Translation:We need more cloth.

August 20, 2015

16 Comments


https://www.duolingo.com/profile/danig8

I sew. I said exactly this sentence once to my Norwegian friend. She said "do not say that again, unless you include 'for å sy'. Or you really mean drugs."


https://www.duolingo.com/profile/DaveLapointe

learning Norsk slang in the comments! fabric = drugs


https://www.duolingo.com/profile/Giorgio182480

I wouldn't say "fabric" for this meaning. There's also surstoff (oxygen) and other expressions where stoff means rather something like "material", or "element".

Since we're talking about slang, older German action movies have "Gib Stoff!" (Give stuff) for "accelerate, the bad guys are coming!".


https://www.duolingo.com/profile/Fjaer

Yeah, "fabric"... Sure, Duolingo...


https://www.duolingo.com/profile/emzo99

I read this out loud and my Norwegian boyfriend was like "... what?"


https://www.duolingo.com/profile/TammyBurke4

My life motto


https://www.duolingo.com/profile/Soulnaakseo

So 'stoff' is uncountable?


https://www.duolingo.com/profile/El_Julitus

This is not wrong. But "We need more drugs" is just as correct.


https://www.duolingo.com/profile/Regney
  • 2575

"We need more drugs," is an accepted translation.

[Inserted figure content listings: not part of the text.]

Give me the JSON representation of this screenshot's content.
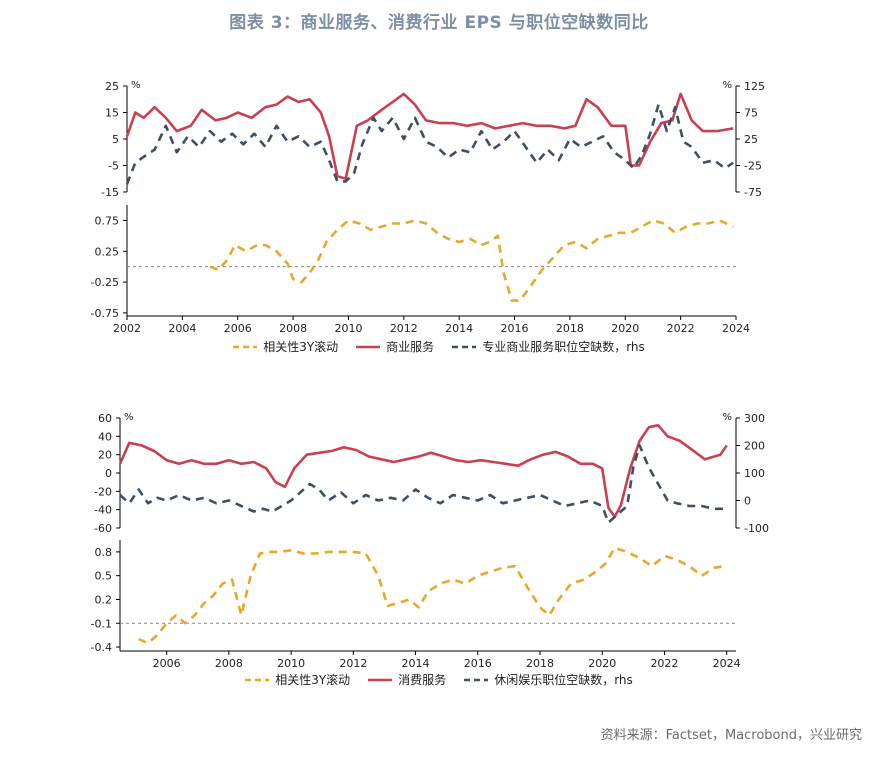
{
  "title": "图表 3：商业服务、消费行业 EPS 与职位空缺数同比",
  "source": "资料来源：Factset，Macrobond，兴业研究",
  "colors": {
    "corr": "#e7a82c",
    "eps": "#c94050",
    "jobs": "#3e4f66",
    "ref": "#888888"
  },
  "chart_data": [
    {
      "type": "line",
      "id": "chart1",
      "left_unit": "%",
      "right_unit": "%",
      "xticks": [
        "2002",
        "2004",
        "2006",
        "2008",
        "2010",
        "2012",
        "2014",
        "2016",
        "2018",
        "2020",
        "2022",
        "2024"
      ],
      "xlim": [
        2002,
        2024
      ],
      "top_panel": {
        "ylim": [
          -15,
          25
        ],
        "yticks": [
          "25",
          "15",
          "5",
          "-5",
          "-15"
        ],
        "y2lim": [
          -75,
          125
        ],
        "y2ticks": [
          "125",
          "75",
          "25",
          "-25",
          "-75"
        ],
        "series": [
          {
            "name": "商业服务",
            "axis": "left",
            "x": [
              2002.0,
              2002.3,
              2002.6,
              2003.0,
              2003.4,
              2003.8,
              2004.3,
              2004.7,
              2005.2,
              2005.6,
              2006.0,
              2006.5,
              2007.0,
              2007.4,
              2007.8,
              2008.2,
              2008.6,
              2009.0,
              2009.3,
              2009.6,
              2009.9,
              2010.3,
              2010.7,
              2011.2,
              2011.6,
              2012.0,
              2012.4,
              2012.8,
              2013.3,
              2013.8,
              2014.3,
              2014.8,
              2015.3,
              2015.8,
              2016.3,
              2016.8,
              2017.3,
              2017.8,
              2018.2,
              2018.6,
              2019.0,
              2019.5,
              2020.0,
              2020.2,
              2020.5,
              2020.9,
              2021.3,
              2021.7,
              2022.0,
              2022.4,
              2022.8,
              2023.3,
              2023.9
            ],
            "y": [
              6,
              15,
              13,
              17,
              13,
              8,
              10,
              16,
              12,
              13,
              15,
              13,
              17,
              18,
              21,
              19,
              20,
              15,
              6,
              -9,
              -10,
              10,
              12,
              16,
              19,
              22,
              18,
              12,
              11,
              11,
              10,
              11,
              9,
              10,
              11,
              10,
              10,
              9,
              10,
              20,
              17,
              10,
              10,
              -5,
              -5,
              4,
              11,
              12,
              22,
              12,
              8,
              8,
              9
            ]
          },
          {
            "name": "专业商业服务职位空缺数，rhs",
            "axis": "right",
            "x": [
              2002.0,
              2002.3,
              2002.7,
              2003.0,
              2003.4,
              2003.8,
              2004.2,
              2004.6,
              2005.0,
              2005.4,
              2005.8,
              2006.2,
              2006.6,
              2007.0,
              2007.4,
              2007.8,
              2008.2,
              2008.6,
              2009.0,
              2009.3,
              2009.6,
              2009.9,
              2010.2,
              2010.5,
              2010.9,
              2011.2,
              2011.6,
              2012.0,
              2012.4,
              2012.8,
              2013.2,
              2013.6,
              2014.0,
              2014.4,
              2014.8,
              2015.2,
              2015.6,
              2016.0,
              2016.4,
              2016.8,
              2017.2,
              2017.6,
              2018.0,
              2018.4,
              2018.8,
              2019.2,
              2019.6,
              2020.0,
              2020.3,
              2020.6,
              2020.9,
              2021.2,
              2021.5,
              2021.8,
              2022.1,
              2022.4,
              2022.8,
              2023.2,
              2023.6,
              2023.9
            ],
            "y": [
              -60,
              -20,
              -5,
              5,
              50,
              0,
              30,
              10,
              40,
              20,
              35,
              15,
              35,
              10,
              50,
              20,
              30,
              10,
              20,
              -15,
              -55,
              -55,
              -40,
              15,
              65,
              40,
              65,
              25,
              65,
              20,
              10,
              -10,
              5,
              0,
              40,
              5,
              20,
              40,
              10,
              -20,
              5,
              -15,
              25,
              10,
              20,
              30,
              0,
              -15,
              -30,
              -5,
              35,
              90,
              40,
              85,
              20,
              10,
              -20,
              -15,
              -30,
              -20
            ]
          }
        ]
      },
      "bottom_panel": {
        "ylim": [
          -0.8,
          1.0
        ],
        "yticks": [
          "0.75",
          "0.25",
          "-0.25",
          "-0.75"
        ],
        "reference_line": 0.0,
        "series": [
          {
            "name": "相关性3Y滚动",
            "axis": "left",
            "x": [
              2005.0,
              2005.3,
              2005.6,
              2005.9,
              2006.3,
              2006.7,
              2007.0,
              2007.4,
              2007.8,
              2008.0,
              2008.3,
              2008.6,
              2008.9,
              2009.2,
              2009.6,
              2010.0,
              2010.4,
              2010.8,
              2011.2,
              2011.6,
              2012.0,
              2012.4,
              2012.8,
              2013.2,
              2013.6,
              2014.0,
              2014.4,
              2014.8,
              2015.1,
              2015.4,
              2015.6,
              2015.9,
              2016.2,
              2016.6,
              2017.0,
              2017.4,
              2017.8,
              2018.2,
              2018.6,
              2019.0,
              2019.4,
              2019.8,
              2020.2,
              2020.6,
              2021.0,
              2021.4,
              2021.8,
              2022.2,
              2022.6,
              2023.0,
              2023.4,
              2023.9
            ],
            "y": [
              0.0,
              -0.05,
              0.1,
              0.35,
              0.25,
              0.35,
              0.35,
              0.25,
              0.05,
              -0.2,
              -0.25,
              -0.1,
              0.1,
              0.4,
              0.6,
              0.75,
              0.7,
              0.6,
              0.65,
              0.7,
              0.7,
              0.75,
              0.7,
              0.55,
              0.45,
              0.4,
              0.45,
              0.35,
              0.4,
              0.5,
              -0.1,
              -0.55,
              -0.55,
              -0.3,
              -0.05,
              0.15,
              0.35,
              0.4,
              0.3,
              0.45,
              0.5,
              0.55,
              0.55,
              0.65,
              0.75,
              0.7,
              0.55,
              0.65,
              0.7,
              0.7,
              0.75,
              0.65
            ]
          }
        ]
      },
      "legend": [
        "相关性3Y滚动",
        "商业服务",
        "专业商业服务职位空缺数，rhs"
      ]
    },
    {
      "type": "line",
      "id": "chart2",
      "left_unit": "%",
      "right_unit": "%",
      "xticks": [
        "2006",
        "2008",
        "2010",
        "2012",
        "2014",
        "2016",
        "2018",
        "2020",
        "2022",
        "2024"
      ],
      "xlim": [
        2004.5,
        2024.3
      ],
      "top_panel": {
        "ylim": [
          -60,
          60
        ],
        "yticks": [
          "60",
          "40",
          "20",
          "0",
          "-20",
          "-40",
          "-60"
        ],
        "y2lim": [
          -100,
          300
        ],
        "y2ticks": [
          "300",
          "200",
          "100",
          "0",
          "-100"
        ],
        "series": [
          {
            "name": "消费服务",
            "axis": "left",
            "x": [
              2004.5,
              2004.8,
              2005.2,
              2005.6,
              2006.0,
              2006.4,
              2006.8,
              2007.2,
              2007.6,
              2008.0,
              2008.4,
              2008.8,
              2009.2,
              2009.5,
              2009.8,
              2010.1,
              2010.5,
              2010.9,
              2011.3,
              2011.7,
              2012.1,
              2012.5,
              2012.9,
              2013.3,
              2013.7,
              2014.1,
              2014.5,
              2014.9,
              2015.3,
              2015.7,
              2016.1,
              2016.5,
              2016.9,
              2017.3,
              2017.7,
              2018.1,
              2018.5,
              2018.9,
              2019.3,
              2019.7,
              2020.0,
              2020.2,
              2020.4,
              2020.6,
              2020.9,
              2021.2,
              2021.5,
              2021.8,
              2022.1,
              2022.5,
              2022.9,
              2023.3,
              2023.8,
              2024.0
            ],
            "y": [
              10,
              33,
              30,
              24,
              14,
              10,
              14,
              10,
              10,
              14,
              10,
              12,
              5,
              -10,
              -15,
              5,
              20,
              22,
              24,
              28,
              25,
              18,
              15,
              12,
              15,
              18,
              22,
              18,
              14,
              12,
              14,
              12,
              10,
              8,
              15,
              20,
              23,
              18,
              10,
              10,
              5,
              -38,
              -48,
              -35,
              5,
              35,
              50,
              52,
              40,
              35,
              25,
              15,
              20,
              30
            ]
          },
          {
            "name": "休闲娱乐职位空缺数，rhs",
            "axis": "right",
            "x": [
              2004.5,
              2004.8,
              2005.1,
              2005.4,
              2005.7,
              2006.0,
              2006.4,
              2006.8,
              2007.2,
              2007.6,
              2008.0,
              2008.4,
              2008.8,
              2009.1,
              2009.4,
              2009.7,
              2010.0,
              2010.3,
              2010.6,
              2010.9,
              2011.2,
              2011.6,
              2012.0,
              2012.4,
              2012.8,
              2013.2,
              2013.6,
              2014.0,
              2014.4,
              2014.8,
              2015.2,
              2015.6,
              2016.0,
              2016.4,
              2016.8,
              2017.2,
              2017.6,
              2018.0,
              2018.4,
              2018.8,
              2019.2,
              2019.6,
              2020.0,
              2020.2,
              2020.4,
              2020.6,
              2020.8,
              2021.0,
              2021.2,
              2021.5,
              2021.8,
              2022.1,
              2022.4,
              2022.8,
              2023.2,
              2023.6,
              2023.9
            ],
            "y": [
              20,
              -10,
              40,
              -10,
              10,
              0,
              20,
              0,
              10,
              -10,
              0,
              -20,
              -40,
              -30,
              -40,
              -20,
              0,
              30,
              60,
              40,
              0,
              30,
              -10,
              20,
              0,
              10,
              0,
              40,
              10,
              -10,
              20,
              10,
              0,
              20,
              -10,
              0,
              10,
              20,
              0,
              -20,
              -10,
              0,
              -20,
              -80,
              -60,
              -40,
              -20,
              120,
              200,
              120,
              60,
              0,
              -10,
              -20,
              -20,
              -30,
              -30
            ]
          }
        ]
      },
      "bottom_panel": {
        "ylim": [
          -0.45,
          0.95
        ],
        "yticks": [
          "0.8",
          "0.5",
          "0.2",
          "-0.1",
          "-0.4"
        ],
        "reference_line": -0.1,
        "series": [
          {
            "name": "相关性3Y滚动",
            "axis": "left",
            "x": [
              2005.1,
              2005.4,
              2005.7,
              2006.0,
              2006.3,
              2006.6,
              2006.9,
              2007.2,
              2007.5,
              2007.8,
              2008.1,
              2008.4,
              2008.7,
              2009.0,
              2009.3,
              2009.6,
              2010.0,
              2010.4,
              2010.8,
              2011.2,
              2011.6,
              2012.0,
              2012.4,
              2012.8,
              2013.1,
              2013.4,
              2013.8,
              2014.1,
              2014.4,
              2014.8,
              2015.2,
              2015.6,
              2016.0,
              2016.4,
              2016.8,
              2017.2,
              2017.6,
              2018.0,
              2018.3,
              2018.6,
              2019.0,
              2019.4,
              2019.8,
              2020.1,
              2020.4,
              2020.8,
              2021.2,
              2021.6,
              2022.0,
              2022.4,
              2022.8,
              2023.2,
              2023.6,
              2023.9
            ],
            "y": [
              -0.3,
              -0.35,
              -0.25,
              -0.1,
              0.0,
              -0.1,
              0.0,
              0.15,
              0.25,
              0.4,
              0.45,
              0.0,
              0.5,
              0.78,
              0.8,
              0.8,
              0.82,
              0.78,
              0.78,
              0.8,
              0.8,
              0.8,
              0.78,
              0.5,
              0.12,
              0.15,
              0.2,
              0.1,
              0.3,
              0.4,
              0.45,
              0.4,
              0.5,
              0.55,
              0.6,
              0.62,
              0.35,
              0.1,
              0.0,
              0.2,
              0.4,
              0.45,
              0.55,
              0.65,
              0.85,
              0.8,
              0.72,
              0.62,
              0.75,
              0.7,
              0.62,
              0.5,
              0.6,
              0.62
            ]
          }
        ]
      },
      "legend": [
        "相关性3Y滚动",
        "消费服务",
        "休闲娱乐职位空缺数，rhs"
      ]
    }
  ]
}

https://www.duolingo.com/profile/El_Julitus

Okay. Da var det nok bare meg som var litt for rask på avtrekkeren :)


https://www.duolingo.com/profile/Regney
  • 2575

But with a good aim. :0)


https://www.duolingo.com/profile/Anastazy666

Curious, it looks like "stuff", I'd like to know if this sentence may be more... usable...


https://www.duolingo.com/profile/AdamKuklyc

I might add that the lady says med clearly in the slow playback of the listening exercise...isnt this incorrect??


https://www.duolingo.com/profile/VengerR

What you're probably hearing is the difference between how English speakers pronounce R's and how Norwegian speakers pronounce R's. In English we have what we'd call a Common R (postalveolar approximant) but in Norwegian (at least the dialect the Duo voice uses) I believe it's a Tapped R (alveolar flap) or a Rolled R (alveolar trill), which is somewhat similar to the D sound because the tongue hits the same part of your mouth. In fact one way of practicing this kind of R sound is to start by substituting R's with D's and working from there.